How do I handle the error message "out of memory" displayed during migration?
The error message "out of memory", if it is displayed during the migration, indicates a memory overflow on the ESM ECS. Handle it using one of the following methods:
- Use a larger flavor the ECS. For details, see Modifying Individual ECS Specifications.
- Reduce the value of buffer_count used in the ESM migration command to reduce the number of files that can be cached in the memory of the ECS.
Why is the total size of index data inconsistent in the source and destination clusters after the migration?

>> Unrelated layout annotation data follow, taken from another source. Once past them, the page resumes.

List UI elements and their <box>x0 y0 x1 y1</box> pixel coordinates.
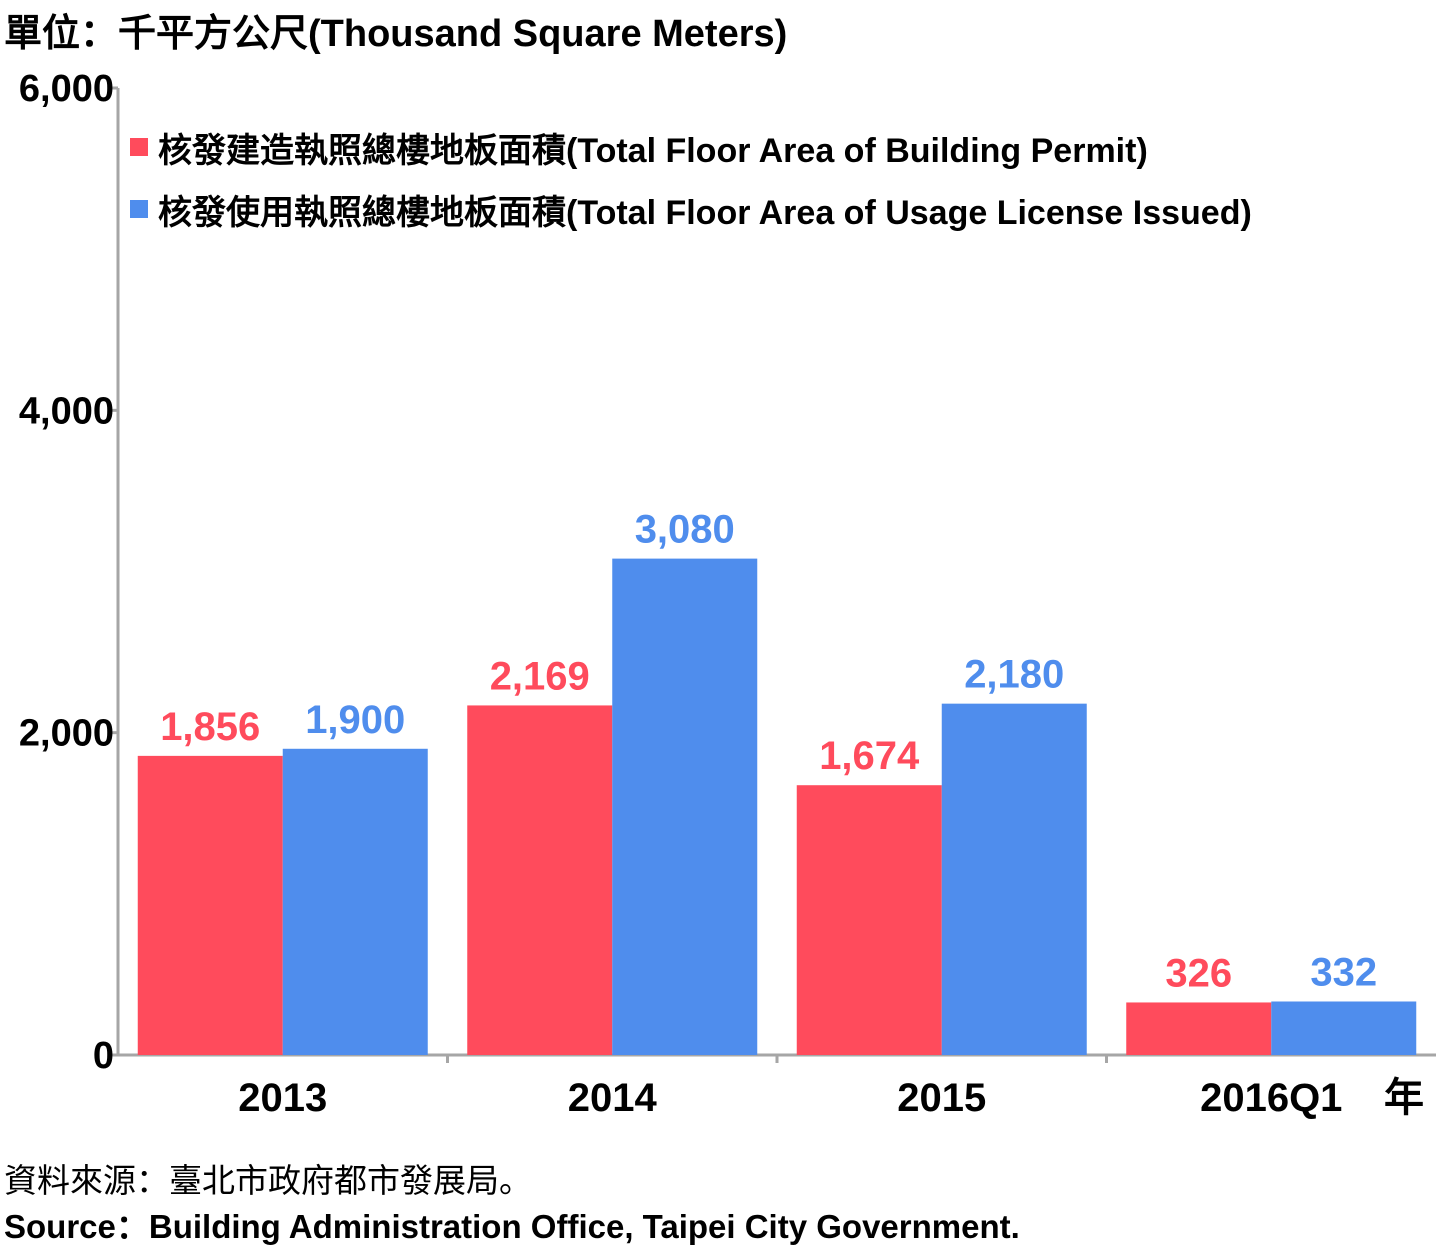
x-unit-label: 年 <box>1384 1076 1424 1120</box>
legend: 核發建造執照總樓地板面積(Total Floor Area of Buildin… <box>130 116 1252 240</box>
legend-item-building-permit: 核發建造執照總樓地板面積(Total Floor Area of Buildin… <box>130 116 1252 178</box>
x-tick-label: 2015 <box>897 1076 986 1120</box>
bar <box>282 748 428 1055</box>
legend-swatch-usage-license <box>130 200 148 218</box>
bar <box>612 558 758 1055</box>
unit-label: 單位：千平方公尺(Thousand Square Meters) <box>4 13 788 55</box>
y-tick-label: 6,000 <box>19 68 114 110</box>
bar <box>796 785 942 1055</box>
legend-item-usage-license: 核發使用執照總樓地板面積(Total Floor Area of Usage L… <box>130 178 1252 240</box>
source-chinese: 資料來源：臺北市政府都市發展局。 <box>4 1162 532 1199</box>
bar <box>1271 1001 1417 1055</box>
bar <box>1126 1002 1272 1055</box>
bar-value-label: 1,856 <box>160 705 260 749</box>
bar-value-label: 326 <box>1165 951 1232 995</box>
y-tick-label: 0 <box>93 1035 114 1077</box>
y-tick-label: 4,000 <box>19 390 114 432</box>
bar <box>941 703 1087 1055</box>
x-tick-label: 2014 <box>568 1076 658 1120</box>
x-tick-label: 2013 <box>238 1076 327 1120</box>
bar-value-label: 1,674 <box>819 734 920 778</box>
legend-swatch-building-permit <box>130 138 148 156</box>
x-tick-label: 2016Q1 <box>1200 1076 1342 1120</box>
bar-value-label: 1,900 <box>305 698 405 742</box>
legend-label-building-permit: 核發建造執照總樓地板面積(Total Floor Area of Buildin… <box>158 131 1148 170</box>
source-english: Source：Building Administration Office, T… <box>4 1208 1020 1245</box>
bar-value-label: 3,080 <box>635 508 735 552</box>
bar-value-label: 2,169 <box>490 654 590 698</box>
bar-value-label: 332 <box>1310 950 1377 994</box>
legend-label-usage-license: 核發使用執照總樓地板面積(Total Floor Area of Usage L… <box>158 193 1252 232</box>
bar-value-label: 2,180 <box>964 653 1064 697</box>
bar <box>467 705 613 1055</box>
bar <box>137 755 283 1055</box>
y-tick-label: 2,000 <box>19 713 114 755</box>
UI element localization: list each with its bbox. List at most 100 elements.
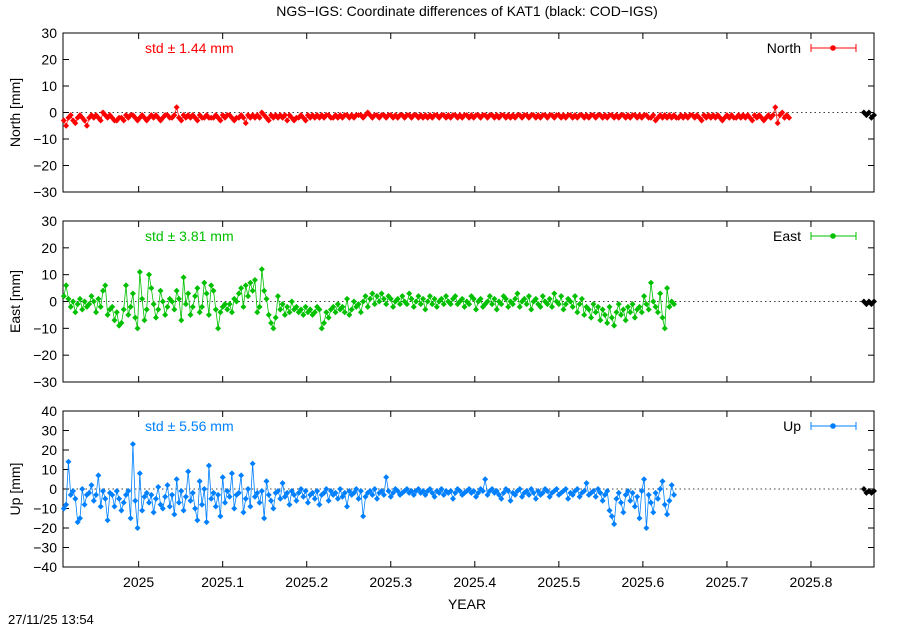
data-point [192, 293, 199, 300]
data-point [323, 309, 330, 316]
data-point [355, 495, 362, 502]
data-point [652, 489, 659, 496]
data-point [772, 104, 779, 111]
y-tick-label: 10 [41, 78, 57, 94]
data-point [362, 493, 369, 500]
data-point [624, 303, 631, 310]
data-point [615, 489, 622, 496]
data-point [150, 301, 157, 308]
data-point [235, 290, 242, 297]
data-point [217, 117, 224, 124]
data-point [99, 287, 106, 294]
data-point [505, 487, 512, 494]
y-tick-label: −10 [33, 501, 57, 517]
data-point [661, 501, 668, 508]
y-tick-label: −10 [33, 131, 57, 147]
data-point [157, 287, 164, 294]
data-point [408, 487, 415, 494]
data-point [613, 309, 620, 316]
data-point [201, 486, 208, 492]
y-tick-label: 0 [49, 105, 57, 121]
data-point [657, 290, 664, 297]
data-point [178, 487, 185, 494]
data-point [187, 497, 194, 504]
data-point [671, 491, 678, 498]
data-point [429, 489, 436, 496]
data-point [652, 303, 659, 310]
data-point [408, 295, 415, 302]
data-point [263, 295, 270, 302]
data-point [242, 282, 249, 289]
data-point [530, 489, 537, 496]
data-point [371, 301, 378, 308]
data-point [79, 306, 86, 313]
data-point [394, 295, 401, 302]
data-point [371, 486, 378, 492]
data-point [95, 295, 102, 302]
data-point [226, 493, 233, 500]
data-point [284, 303, 291, 310]
data-point [116, 495, 123, 502]
data-point [362, 293, 369, 300]
data-point [293, 497, 300, 504]
data-point [461, 303, 468, 310]
data-point [123, 491, 130, 498]
data-point [157, 501, 164, 508]
data-point [72, 309, 79, 316]
data-point [86, 489, 93, 496]
x-axis-label: YEAR [448, 596, 486, 612]
data-point [175, 295, 182, 302]
data-point [608, 513, 615, 520]
data-point [574, 486, 581, 492]
data-point [277, 495, 284, 502]
data-point [636, 303, 643, 310]
data-point [634, 493, 641, 500]
data-point [263, 478, 270, 485]
data-point [318, 325, 325, 332]
data-point [466, 301, 473, 308]
black-data-point [871, 112, 877, 119]
data-point [70, 298, 77, 305]
y-tick-label: 20 [41, 442, 57, 458]
data-point [60, 293, 67, 300]
data-point [132, 314, 139, 321]
x-tick-label: 2025.5 [537, 574, 580, 590]
y-tick-label: −20 [33, 158, 57, 174]
data-point [79, 486, 86, 492]
data-point [519, 493, 526, 500]
data-point [136, 268, 143, 275]
data-point [604, 487, 611, 494]
data-point [194, 117, 201, 124]
y-tick-label: −30 [33, 184, 57, 200]
data-point [645, 306, 652, 313]
data-point [611, 322, 618, 329]
data-point [532, 295, 539, 302]
data-point [162, 311, 169, 318]
legend-marker [830, 423, 836, 429]
data-point [286, 501, 293, 508]
data-point [357, 487, 364, 494]
data-point [284, 117, 291, 124]
data-point [166, 503, 173, 510]
data-point [293, 303, 300, 310]
x-tick-label: 2025.1 [201, 574, 244, 590]
data-point [420, 295, 427, 302]
data-point [120, 306, 127, 313]
data-point [141, 493, 148, 500]
data-point [339, 493, 346, 500]
data-point [597, 317, 604, 324]
y-tick-label: −20 [33, 520, 57, 536]
data-point [314, 487, 321, 494]
data-point [479, 487, 486, 494]
data-point [60, 505, 67, 512]
data-point [641, 293, 648, 300]
data-point [500, 489, 507, 496]
data-point [242, 120, 249, 127]
y-axis-label: East [mm] [7, 270, 23, 333]
data-point [493, 487, 500, 494]
data-point [67, 112, 74, 119]
data-point [344, 295, 351, 302]
data-point [387, 493, 394, 500]
data-point [668, 482, 675, 489]
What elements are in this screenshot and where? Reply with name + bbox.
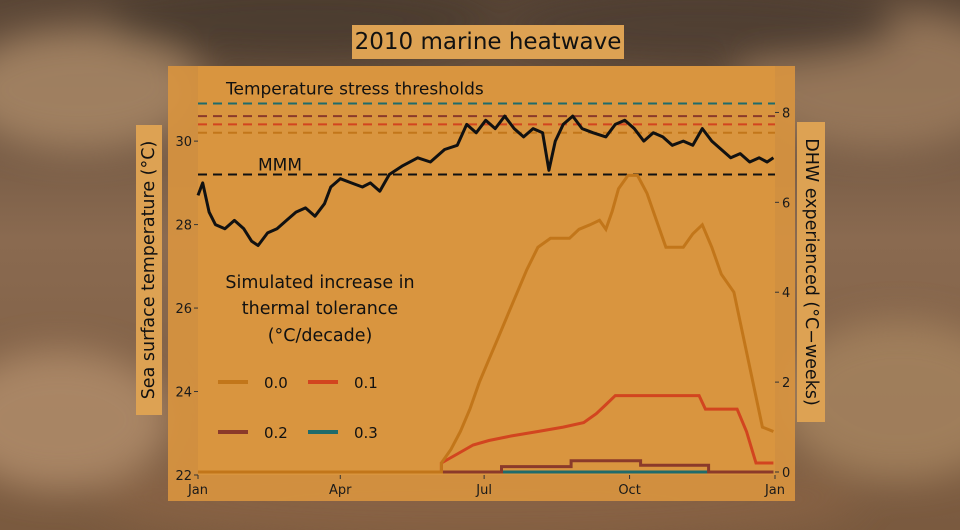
y-tick-label-3: 28	[175, 219, 192, 234]
x-tick-label-3: Oct	[618, 483, 640, 498]
y-tick-label-2: 26	[175, 302, 192, 317]
y2-axis-label-box: DHW experienced (°C−weeks)	[797, 122, 825, 422]
mmm-annotation: MMM	[258, 156, 302, 176]
sst-line	[196, 114, 775, 247]
y-tick-label-1: 24	[175, 386, 192, 401]
legend-title-line-2: thermal tolerance	[242, 299, 398, 319]
threshold-lines	[198, 102, 775, 134]
x-tick-label-2: Jul	[475, 483, 492, 498]
legend-entries: 0.0 0.1 0.2 0.3	[218, 374, 378, 442]
legend-label-0.2: 0.2	[264, 424, 288, 442]
plot-panel	[198, 66, 775, 475]
dhw-line-0.2	[198, 459, 774, 474]
y-tick-label-0: 22	[175, 469, 192, 484]
legend: Simulated increase in thermal tolerance …	[218, 273, 415, 442]
y-tick-label-4: 30	[175, 135, 192, 150]
legend-label-0.1: 0.1	[354, 374, 378, 392]
y-axis-ticks: 22 24 26 28 30	[175, 135, 198, 484]
x-tick-label-1: Apr	[329, 483, 352, 498]
y2-axis-ticks: 0 2 4 6 8	[775, 106, 790, 481]
y-axis-label-box: Sea surface temperature (°C)	[136, 125, 162, 415]
y2-tick-label-2: 4	[782, 286, 790, 301]
y2-tick-label-3: 6	[782, 196, 790, 211]
dhw-series-group	[198, 173, 774, 474]
x-tick-label-0: Jan	[187, 483, 208, 498]
right-axis-panel	[775, 66, 795, 475]
bottom-axis-panel	[168, 475, 795, 501]
y-axis-label: Sea surface temperature (°C)	[139, 140, 159, 400]
dhw-line-0.1	[198, 394, 774, 474]
x-tick-label-4: Jan	[764, 483, 785, 498]
legend-label-0.3: 0.3	[354, 424, 378, 442]
y2-tick-label-4: 8	[782, 106, 790, 121]
legend-label-0.0: 0.0	[264, 374, 288, 392]
left-axis-panel	[168, 66, 198, 475]
chart-title: 2010 marine heatwave	[352, 25, 624, 59]
y2-tick-label-0: 0	[782, 466, 790, 481]
dhw-line-0.0	[198, 173, 774, 474]
y2-axis-label: DHW experienced (°C−weeks)	[801, 138, 821, 406]
y2-tick-label-1: 2	[782, 376, 790, 391]
x-axis-ticks: Jan Apr Jul Oct Jan	[187, 475, 785, 498]
thresholds-annotation: Temperature stress thresholds	[225, 80, 484, 100]
legend-title-line-3: (°C/decade)	[268, 326, 373, 346]
legend-title-line-1: Simulated increase in	[225, 273, 414, 293]
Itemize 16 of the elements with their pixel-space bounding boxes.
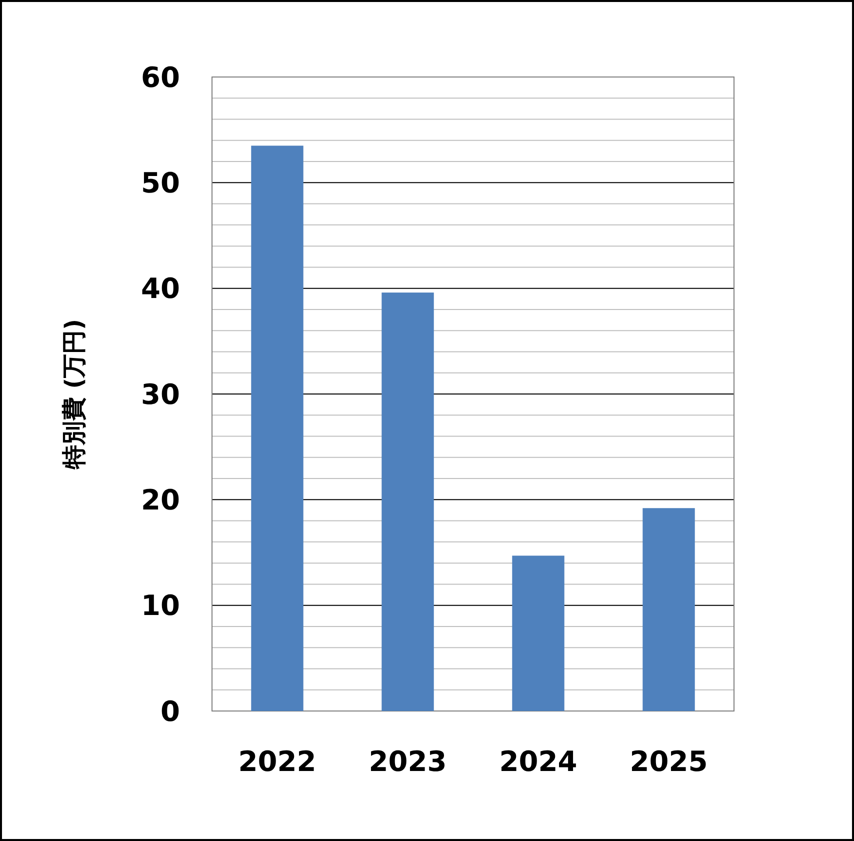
bar <box>251 146 304 711</box>
y-tick-label: 10 <box>141 589 180 622</box>
y-tick-label: 60 <box>141 60 180 94</box>
x-tick-label: 2022 <box>238 745 316 778</box>
x-tick-label: 2025 <box>630 745 708 778</box>
y-tick-label: 20 <box>141 483 180 516</box>
x-tick-label: 2024 <box>499 745 578 778</box>
y-tick-label: 40 <box>141 272 180 306</box>
bar <box>512 556 564 711</box>
bar <box>382 292 434 711</box>
y-tick-label: 0 <box>160 694 180 728</box>
bar <box>642 508 695 711</box>
y-axis-title: 特別費 (万円) <box>60 318 88 470</box>
x-tick-label: 2023 <box>368 745 447 778</box>
y-tick-label: 50 <box>141 166 180 200</box>
y-tick-label: 30 <box>141 378 180 411</box>
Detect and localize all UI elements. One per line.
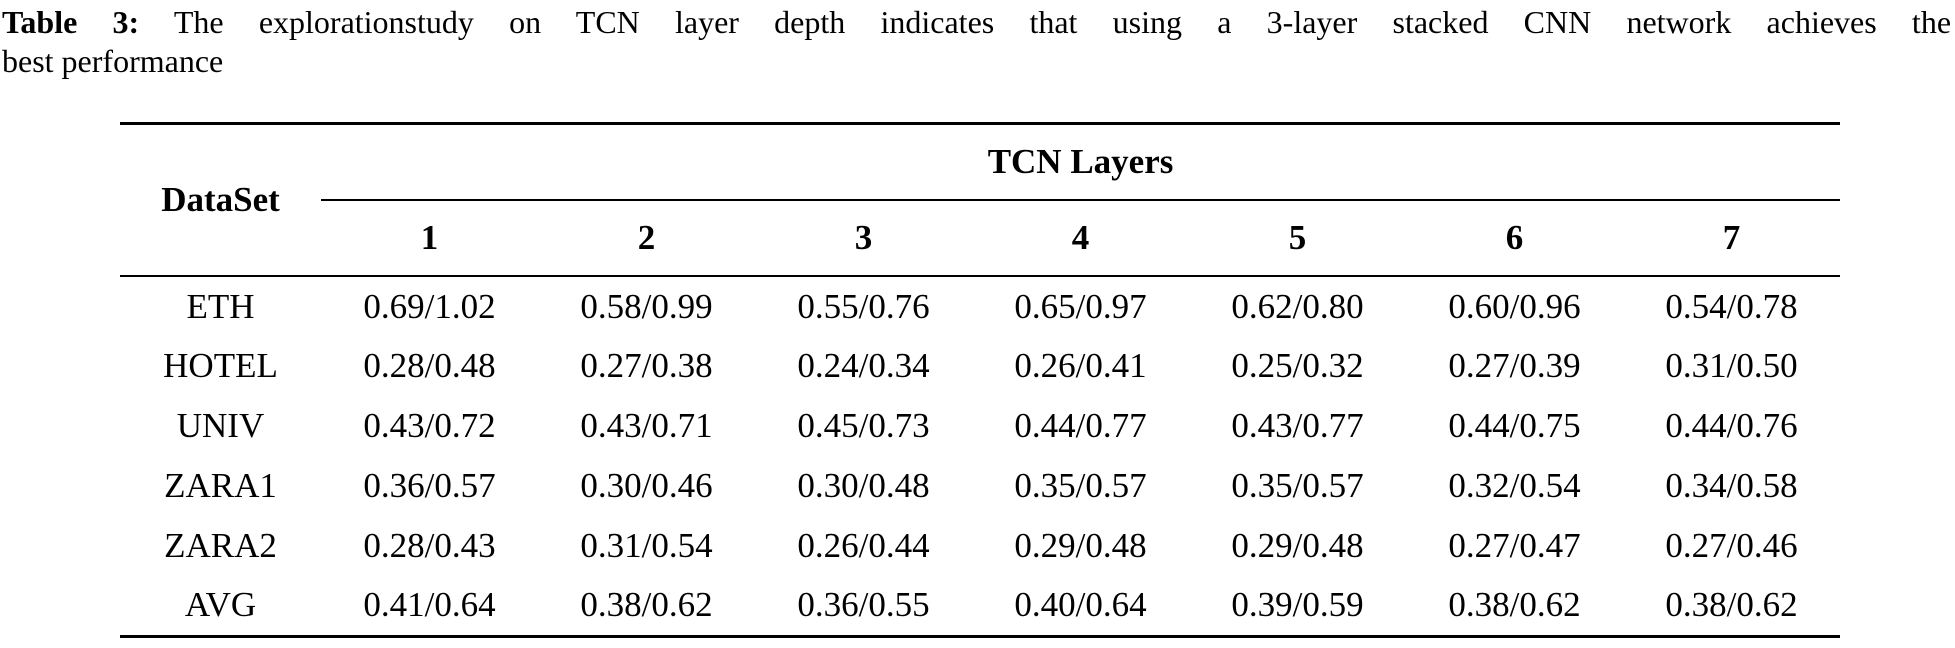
- dataset-label-zara1: ZARA1: [164, 466, 277, 505]
- table-row-zara2: ZARA2 0.28/0.43 0.31/0.54 0.26/0.44 0.29/0.4…: [120, 516, 1840, 576]
- table-row-hotel: HOTEL 0.28/0.48 0.27/0.38 0.24/0.34 0.26/0.4…: [120, 336, 1840, 396]
- span-header-row: DataSet TCN Layers: [120, 123, 1841, 277]
- metric-cell-avg-layer5: 0.39/0.59: [1231, 585, 1364, 625]
- metric-cell-hotel-layer5: 0.25/0.32: [1231, 346, 1364, 385]
- dataset-label-avg: AVG: [184, 585, 257, 625]
- metric-cell-zara1-layer4: 0.35/0.57: [1014, 466, 1147, 505]
- metric-cell-univ-layer1: 0.43/0.72: [363, 406, 496, 445]
- metric-cell-zara2-layer5: 0.29/0.48: [1231, 526, 1364, 565]
- metric-cell-eth-layer4: 0.65/0.97: [1014, 286, 1147, 326]
- metric-cell-zara2-layer3: 0.26/0.44: [797, 526, 930, 565]
- metric-cell-zara1-layer2: 0.30/0.46: [580, 466, 713, 505]
- column-header-1: 1: [321, 200, 538, 277]
- column-header-2: 2: [538, 200, 755, 277]
- metric-cell-avg-layer6: 0.38/0.62: [1448, 585, 1581, 625]
- metric-cell-eth-layer3: 0.55/0.76: [797, 286, 930, 326]
- metric-cell-zara2-layer6: 0.27/0.47: [1448, 526, 1581, 565]
- table-body: ETH 0.69/1.02 0.58/0.99 0.55/0.76 0.65/0.97 0…: [120, 276, 1840, 636]
- column-header-3: 3: [755, 200, 972, 277]
- column-header-5: 5: [1189, 200, 1406, 277]
- metric-cell-univ-layer3: 0.45/0.73: [797, 406, 930, 445]
- metric-cell-zara1-layer3: 0.30/0.48: [797, 466, 930, 505]
- metric-cell-hotel-layer1: 0.28/0.48: [363, 346, 496, 385]
- metric-cell-avg-layer2: 0.38/0.62: [580, 585, 713, 625]
- table-row-zara1: ZARA1 0.36/0.57 0.30/0.46 0.30/0.48 0.35/0.5…: [120, 456, 1840, 516]
- metric-cell-eth-layer6: 0.60/0.96: [1448, 286, 1581, 326]
- metric-cell-univ-layer6: 0.44/0.75: [1448, 406, 1581, 445]
- dataset-label-univ: UNIV: [176, 406, 265, 445]
- caption-line-2: best performance: [2, 43, 224, 79]
- metric-cell-avg-layer3: 0.36/0.55: [797, 585, 930, 625]
- caption-text: The explorationstudy on TCN layer depth …: [173, 4, 1952, 40]
- metric-cell-eth-layer2: 0.58/0.99: [580, 286, 713, 326]
- metric-cell-zara2-layer2: 0.31/0.54: [580, 526, 713, 565]
- table-row-avg: AVG 0.41/0.64 0.38/0.62 0.36/0.55 0.40/0.64 0…: [120, 576, 1840, 636]
- table-row-eth: ETH 0.69/1.02 0.58/0.99 0.55/0.76 0.65/0.97 0…: [120, 276, 1840, 336]
- metric-cell-univ-layer2: 0.43/0.71: [580, 406, 713, 445]
- dataset-label-hotel: HOTEL: [163, 346, 278, 385]
- metric-cell-zara1-layer5: 0.35/0.57: [1231, 466, 1364, 505]
- metric-cell-zara1-layer1: 0.36/0.57: [363, 466, 496, 505]
- metric-cell-zara2-layer4: 0.29/0.48: [1014, 526, 1147, 565]
- dataset-label-eth: ETH: [186, 286, 255, 326]
- caption-label: Table 3:: [2, 4, 140, 40]
- metric-cell-eth-layer7: 0.54/0.78: [1665, 286, 1798, 326]
- metric-cell-zara1-layer6: 0.32/0.54: [1448, 466, 1581, 505]
- dataset-label-zara2: ZARA2: [164, 526, 277, 565]
- caption-line-1: Table 3: The explorationstudy on TCN lay…: [2, 3, 1951, 42]
- metric-cell-avg-layer4: 0.40/0.64: [1014, 585, 1147, 625]
- metric-cell-univ-layer7: 0.44/0.76: [1665, 406, 1798, 445]
- metric-cell-zara1-layer7: 0.34/0.58: [1665, 466, 1798, 505]
- metric-cell-eth-layer5: 0.62/0.80: [1231, 286, 1364, 326]
- metric-cell-zara2-layer7: 0.27/0.46: [1665, 526, 1798, 565]
- metric-cell-univ-layer5: 0.43/0.77: [1231, 406, 1364, 445]
- metric-cell-hotel-layer3: 0.24/0.34: [797, 346, 930, 385]
- table-caption: Table 3: The explorationstudy on TCN lay…: [2, 3, 1951, 81]
- metric-cell-hotel-layer7: 0.31/0.50: [1665, 346, 1798, 385]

This is normal when ESM is used to migrate Elasticsearch clusters. In a typical Elasticsearch cluster, multiple shards are used to store data, and each shard has multiple segments. After data is migrated from the source cluster to the destination cluster using ESM, new segments and shards are generated in the destination cluster. Different numbers of segments and shards in the source and destination clusters lead to different data expansion rates, hence different data sizes. To check data consistency, compare the number of files, rather than the data size.